Step 1: Download Flink

If you haven’t downloaded Flink, you can download Flink 1.16, then extract the archive with the following command.

tar -xzf flink-*.tgz

Step 2: Copy Table Store Bundled Jar

Copy table store bundled jar to the lib directory of your Flink home.

cp flink-table-store-dist-*.jar <FLINK_HOME>/lib/

Step 3: Copy Hadoop Bundled Jar

Download Pre-bundled Hadoop jar and copy the jar file to the lib directory of your Flink home.

cp flink-shaded-hadoop-2-uber-*.jar <FLINK_HOME>/lib/

Step 4: Start a Flink Local Cluster

In order to run multiple Flink jobs at the same time, you need to modify the cluster configuration in <FLINK_HOME>/conf/flink-conf.yaml.

taskmanager.numberOfTaskSlots: 2

To start a local cluster, run the bash script that comes with Flink:

<FLINK_HOME>/bin/start-cluster.sh

You should be able to navigate to the web UI at localhost:8081 to view the Flink dashboard and see that the cluster is up and running.

You can now start Flink SQL client to execute SQL scripts.
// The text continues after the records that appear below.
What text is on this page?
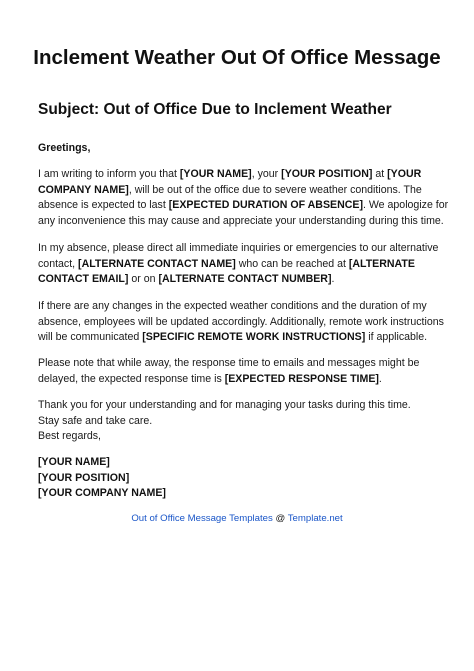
Inclement Weather Out Of Office Message
Subject: Out of Office Due to Inclement Weather
Greetings,
I am writing to inform you that [YOUR NAME], your [YOUR POSITION] at [YOUR
COMPANY NAME], will be out of the office due to severe weather conditions. The
absence is expected to last [EXPECTED DURATION OF ABSENCE]. We apologize for
any inconvenience this may cause and appreciate your understanding during this time.
In my absence, please direct all immediate inquiries or emergencies to our alternative
contact, [ALTERNATE CONTACT NAME] who can be reached at [ALTERNATE
CONTACT EMAIL] or on [ALTERNATE CONTACT NUMBER].
If there are any changes in the expected weather conditions and the duration of my
absence, employees will be updated accordingly. Additionally, remote work instructions
will be communicated [SPECIFIC REMOTE WORK INSTRUCTIONS] if applicable.
Please note that while away, the response time to emails and messages might be
delayed, the expected response time is [EXPECTED RESPONSE TIME].
Thank you for your understanding and for managing your tasks during this time.
Stay safe and take care.
Best regards,
[YOUR NAME]
[YOUR POSITION]
[YOUR COMPANY NAME]
Out of Office Message Templates @ Template.net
<FLINK_HOME>/bin/sql-client.sh embedded

Step 5: Create a Catalog and a Table

-- if you're trying out Table Store in a distributed environment,
-- warehouse path should be set to a shared file system, such as HDFS or OSS
CREATE CATALOG my_catalog WITH (
    'type'='table-store',
    'warehouse'='file:/tmp/table_store'
);

USE CATALOG my_catalog;

-- create a word count table
CREATE TABLE word_count (
    word STRING PRIMARY KEY NOT ENFORCED,
    cnt BIGINT
);

Step 6: Write Data

-- create a word data generator table
CREATE TEMPORARY TABLE word_table (
    word STRING
) WITH (
    'connector' = 'datagen',
    'fields.word.length' = '1'
);

-- table store requires checkpoint interval in streaming mode
SET 'execution.checkpointing.interval' = '10 s';

-- write streaming data to dynamic table
INSERT INTO word_count SELECT word, COUNT(*) FROM word_table GROUP BY word;

Step 7: OLAP Query

-- use tableau result mode
SET 'sql-client.execution.result-mode' = 'tableau';

-- switch to batch mode
RESET 'execution.checkpointing.interval';
SET 'execution.runtime-mode' = 'batch';

-- olap query the table
SELECT * FROM word_count;

You can execute the query multiple times and observe the changes in the results.

Step 8: Streaming Query

-- switch to streaming mode
SET 'execution.runtime-mode' = 'streaming';

-- track the changes of table and calculate the count interval statistics
SELECT `interval`, COUNT(*) AS interval_cnt FROM
    (SELECT cnt / 10000 AS `interval` FROM word_count) GROUP BY `interval`;

Step 9: Exit

Cancel streaming job in localhost:8081, then execute the following SQL script to exit Flink SQL client.

-- uncomment the following line if you want to drop the dynamic table and clear the files
-- DROP TABLE word_count;

-- exit sql-client
EXIT;

Stop the Flink local cluster.

./bin/stop-cluster.sh

See Flink Data Types.

All Flink data types are supported, except that

  • MULTISET is not supported.
  • MAP is not supported as primary keys.